RS 2005-06-13: Here's experimental code to fill in a default namespace into XPath expressions:

 proc XPathNS {ns path} {
    set res {}
    foreach e [split $path /] {
        if {$e eq "."}      continue
        if {![in {"" ..} $e] && ![has : $e]} {set e $ns:$e}
        lappend res $e
    }
    join $res /
 }
 proc in {list el} {expr {[lsearch $list $el]>=0}}
 proc has {substr str} {expr {[string first $substr $str]>=0}}

#-- Testing:

 % XPathNS NN /a/b/c
 /NN:a/NN:b/NN:c
 % XPathNS NN /a/b/../c
 /NN:a/NN:b/../NN:c
 % XPathNS NN /a/./b/../c/foo:bar ;# preserve explicit namespaces, "foo" here
 /NN:a/NN:b/../NN:c/foo:bar

RS 2006-03-24: A little command line tool to do an XPath query on an XML file:

 #!/usr/bin/env tclsh
 set usage {
    usage: xpath xmlfile query
 }
 if {[llength $argv] != 2} {puts stderr $usage; exit}
 package require tdom

 proc main argv {
    foreach {xmlfile query} $argv break
    set f [open $xmlfile]
    set docel [[dom parse -channel $f doc] documentElement]
    close $f
    foreach node [$docel selectNodes $query] {
        puts [$node asXML]
    }
 }
 main $argv

2006-05-22 From linux-magazine article issue 20

Table 3: XPATH examples

Query Description
/option The option element directly below the root node
//option All elements in the document called option
//option[3] The third option element
/table/* All elements below table, where table must be located directly below the root node
//table[1] The first table element in a document
//table[last()] The last table element
//@colspan All colspan attributes in a document
//td[@colspan] All td elements with the attribute colspan
//table[@width] All table elements that have a width attribute
//table[@width=690] All table elements with a width attribute that has avalue of 690
//*[count(tr)=2] All elements with two tr child nodes
//tr/td|th All td and th elements contained within a tr element
//table//img All img elements contained within a table-element
//table[1]//img[2] Second img element in the first table
//status[.='hit']/..All elements that contain a <status>hit</status> element
//p/br/following-sibling::text() The bar in <p>foo<br/>bar</p>

DKF: A query that I find useful at demonstrating the power of XPath is this one that allows you to use sub-searches:

  //table[tr/td/@width=690]
                      Tables that contains a tr with a td inside that is of width 690

There are other ways of writing the above:

  //table/tr[td/@width=690]/..
  //table/tr/td[@width=690]/../..
  //table/tr[td[@width=690]]

As you can see, XPath is powerful, tricky, baroque, ... :-)
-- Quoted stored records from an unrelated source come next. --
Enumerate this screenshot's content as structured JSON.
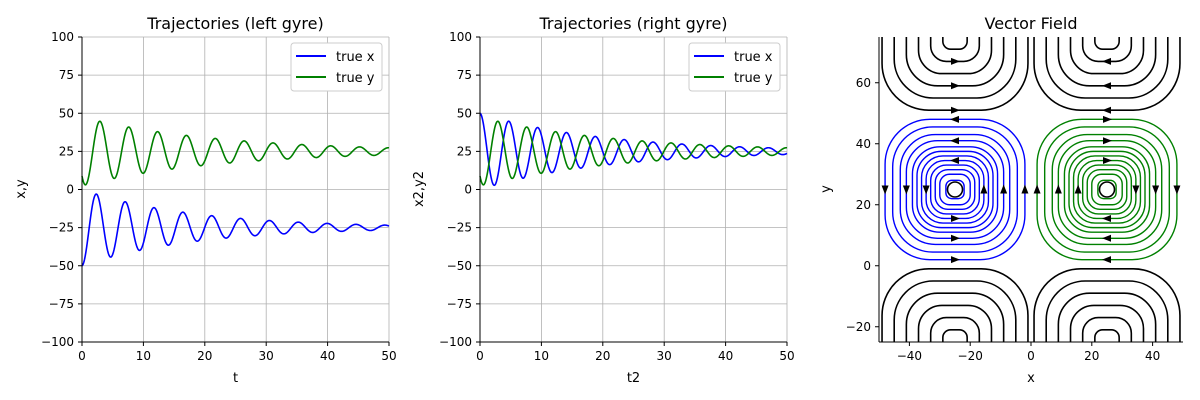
{
  "chart_data": [
    {
      "type": "line",
      "title": "Trajectories (left gyre)",
      "xlabel": "t",
      "ylabel": "x,y",
      "xlim": [
        0,
        50
      ],
      "ylim": [
        -100,
        100
      ],
      "xticks": [
        0,
        10,
        20,
        30,
        40,
        50
      ],
      "yticks": [
        -100,
        -75,
        -50,
        -25,
        0,
        25,
        50,
        75,
        100
      ],
      "grid": true,
      "legend": "top-right",
      "series": [
        {
          "name": "true x",
          "color": "#0000ff",
          "center": -25,
          "amp": -25,
          "decay": 0.055,
          "period": 4.7,
          "phase": 0
        },
        {
          "name": "true y",
          "color": "#008000",
          "center": 25,
          "amp": -15,
          "decay": 0.045,
          "period": 4.7,
          "phase": 0.0
        }
      ]
    },
    {
      "type": "line",
      "title": "Trajectories (right gyre)",
      "xlabel": "t2",
      "ylabel": "x2,y2",
      "xlim": [
        0,
        50
      ],
      "ylim": [
        -100,
        100
      ],
      "xticks": [
        0,
        10,
        20,
        30,
        40,
        50
      ],
      "yticks": [
        -100,
        -75,
        -50,
        -25,
        0,
        25,
        50,
        75,
        100
      ],
      "grid": true,
      "legend": "top-right",
      "series": [
        {
          "name": "true x",
          "color": "#0000ff",
          "center": 25,
          "amp": 25,
          "decay": 0.05,
          "period": 4.7,
          "phase": 0
        },
        {
          "name": "true y",
          "color": "#008000",
          "center": 25,
          "amp": -15,
          "decay": 0.045,
          "period": 4.7,
          "phase": 0.0
        }
      ]
    },
    {
      "type": "streamplot",
      "title": "Vector Field",
      "xlabel": "x",
      "ylabel": "y",
      "xlim": [
        -50,
        50
      ],
      "ylim": [
        -25,
        75
      ],
      "xticks": [
        -40,
        -20,
        0,
        20,
        40
      ],
      "yticks": [
        -20,
        0,
        20,
        40,
        60
      ],
      "grid": false,
      "gyres": [
        {
          "cx": -25,
          "cy": 25,
          "color": "#0000ff"
        },
        {
          "cx": 25,
          "cy": 25,
          "color": "#008000"
        }
      ],
      "stream_color": "#000000"
    }
  ]
}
anjalijaingmailcom - 2010-03-26 07:15:12

 <div class="tabUnselectedText" align="center">
 <a href="javascript:renderPage('mainForm:consoleBeanId.3','Analysis' , 'analysisdetails.faces');">Analysis</a>
 </div>

What would be Xpath for element 'Analysis'?

Lars H: That depends on what you consider to characterise it. From the fragment you quote, one possibility would be //div/a, but in a typical XHTML document that'll probably match lots of things.


xpath.tcl : A wrapper script that models an XML file as a filesystem to make using XPATH via Tdom feel like using file commands.